Scholarship Scam Red Flags
The best rule of thumb to follow? If it seems too good to be true, it probably is!
December 08, 2015
Scholarships are a wonderful option for students that would like help paying for school.
As with anything good, there are people out there who will take advantage of students’ trust and hopes for the future.
As a leading scholarship database, Fastweb screens all of the scholarships available on the site and does not charge anything for its services.
There are, however, other scholarship scam artists out there that students need to be aware of!
Many of these scholarships are not regulated, which allows scam operators to get away with contacting you with illegitimate offers.
Keep your wits about you and never give out personal information unless you are absolutely certain and have verified that it’s legitimate.
Applying for scholarships isn’t difficult, but it does take work. If something sounds too good to be true, it probably is!
Here are some red flags you should be aware of when seeking scholarships:
Nobody representing a legitimate scholarship can or will be able to guarantee that you’ll win.
Some services even boast they can guarantee the actions of another organization – they can’t.
There are false promises and will likely result in something other than you obtaining money for school.
Unsolicited Scholarship Offers
If someone contacts you, via phone, mail or email, offering you a scholarship, and you never requested information from that provider, be very careful.
Scholarships are awarded to you after an application process – they are not just given out to random students – no matter how special they are.
Applying for legitimate scholarships does not cost money!

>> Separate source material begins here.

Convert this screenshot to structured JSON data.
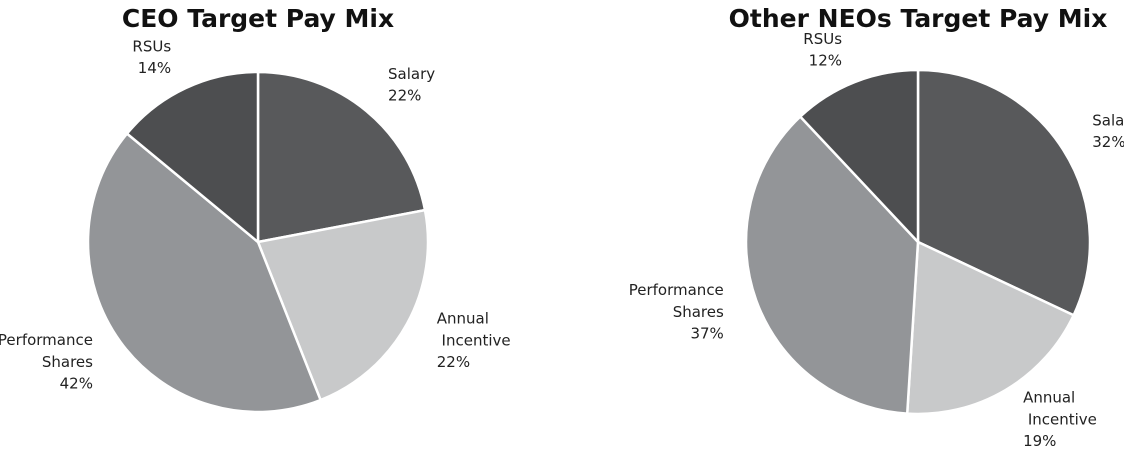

Submitting such applications will cost you time and effort, but should never cost money, no matter how small the amount.
If any scholarship offers request your funds to submit an application, become eligible, etc., kick them to the curb.
Limited Time Offers
Scholarships do have deadlines; however, they are usually clearly stated within the application guidelines.

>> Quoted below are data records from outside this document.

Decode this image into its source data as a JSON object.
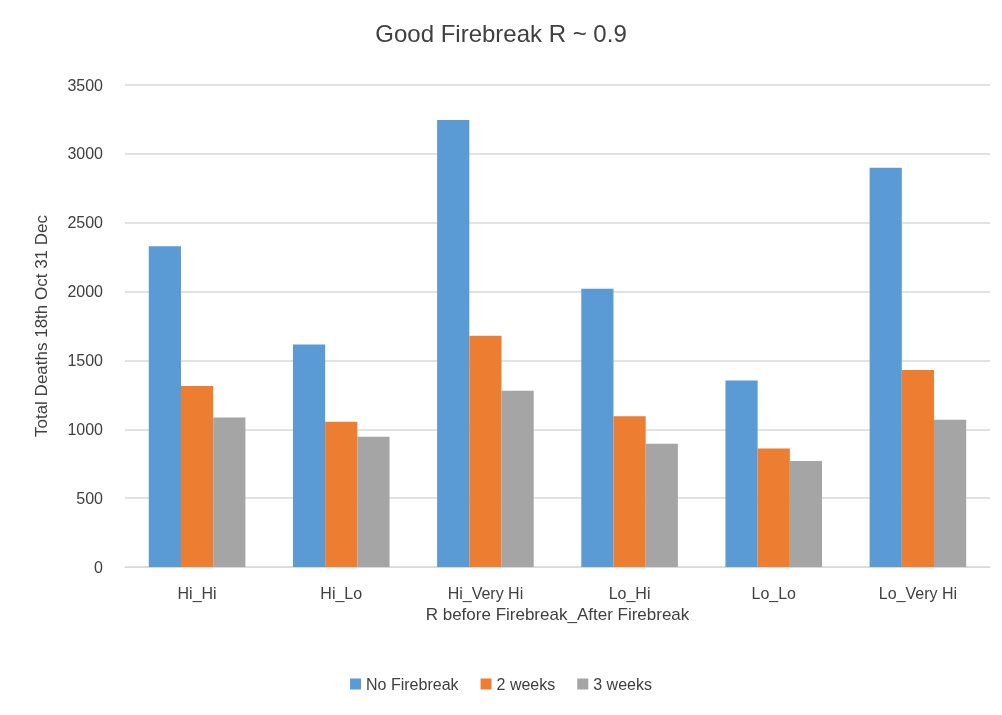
{
  "chart_data": {
    "type": "bar",
    "title": "Good Firebreak R ~ 0.9",
    "xlabel": "R before Firebreak_After Firebreak",
    "ylabel": "Total Deaths 18th Oct 31 Dec",
    "categories": [
      "Hi_Hi",
      "Hi_Lo",
      "Hi_Very Hi",
      "Lo_Hi",
      "Lo_Lo",
      "Lo_Very Hi"
    ],
    "series": [
      {
        "name": "No Firebreak",
        "color": "#5b9bd5",
        "values": [
          2330,
          1615,
          3245,
          2020,
          1355,
          2900
        ]
      },
      {
        "name": "2 weeks",
        "color": "#ed7d31",
        "values": [
          1315,
          1055,
          1680,
          1095,
          860,
          1430
        ]
      },
      {
        "name": "3 weeks",
        "color": "#a5a5a5",
        "values": [
          1085,
          945,
          1280,
          895,
          770,
          1070
        ]
      }
    ],
    "ylim": [
      0,
      3500
    ],
    "yticks": [
      0,
      500,
      1000,
      1500,
      2000,
      2500,
      3000,
      3500
    ],
    "grid": "y",
    "legend": "bottom"
  }
}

Legitimate providers don’t pressure students into applying for their scholarships; they have enough interest on their own.
They also ensure that students have ample time to work on their scholarship applications and essays.
If you ever feel pressured and are observing that it’s a “now or never” scenario, the scholarship is likely a scam.
Gathering Very Personal Information
Other than some basic information, a scholarship provider should not ask all applicants for private information, like your social security number.
Some require information from winners, however, if you’re just at the point of starting out in the application and they ask for such information – don’t provide it because it will likely be used for something other than you intended.
Legitimate scholarships always have some sort of eligibility requirement, whether it’s age, grades or school year.
Any scholarship that claims to be all-encompassing with absolutely no exceptions should raise a red flag.
It’s helpful to view their previous winners to determine whether or not they are a legitimate resource. If the “testimonials” seem unnatural and contrived, they probably are.
Don’t Call Us, We’ll Call You
Scholarship providers will give you contact information to reach them, should you have any questions.
Many scam artists out there will make a fake web site claiming to be a scholarship provider without any sort of way to contact them or getting in touch with them is difficult.
Keep an eye out for this, because legitimate scholarship providers don’t have anything to hide whereas the scammers do.
The best rule of thumb to follow? If it seems too good to be true, it likely is!
Remember, there are millions of scholarships available to students so if one doesn’t seem right, move on!
Has this helped with your awareness of scholarship scams?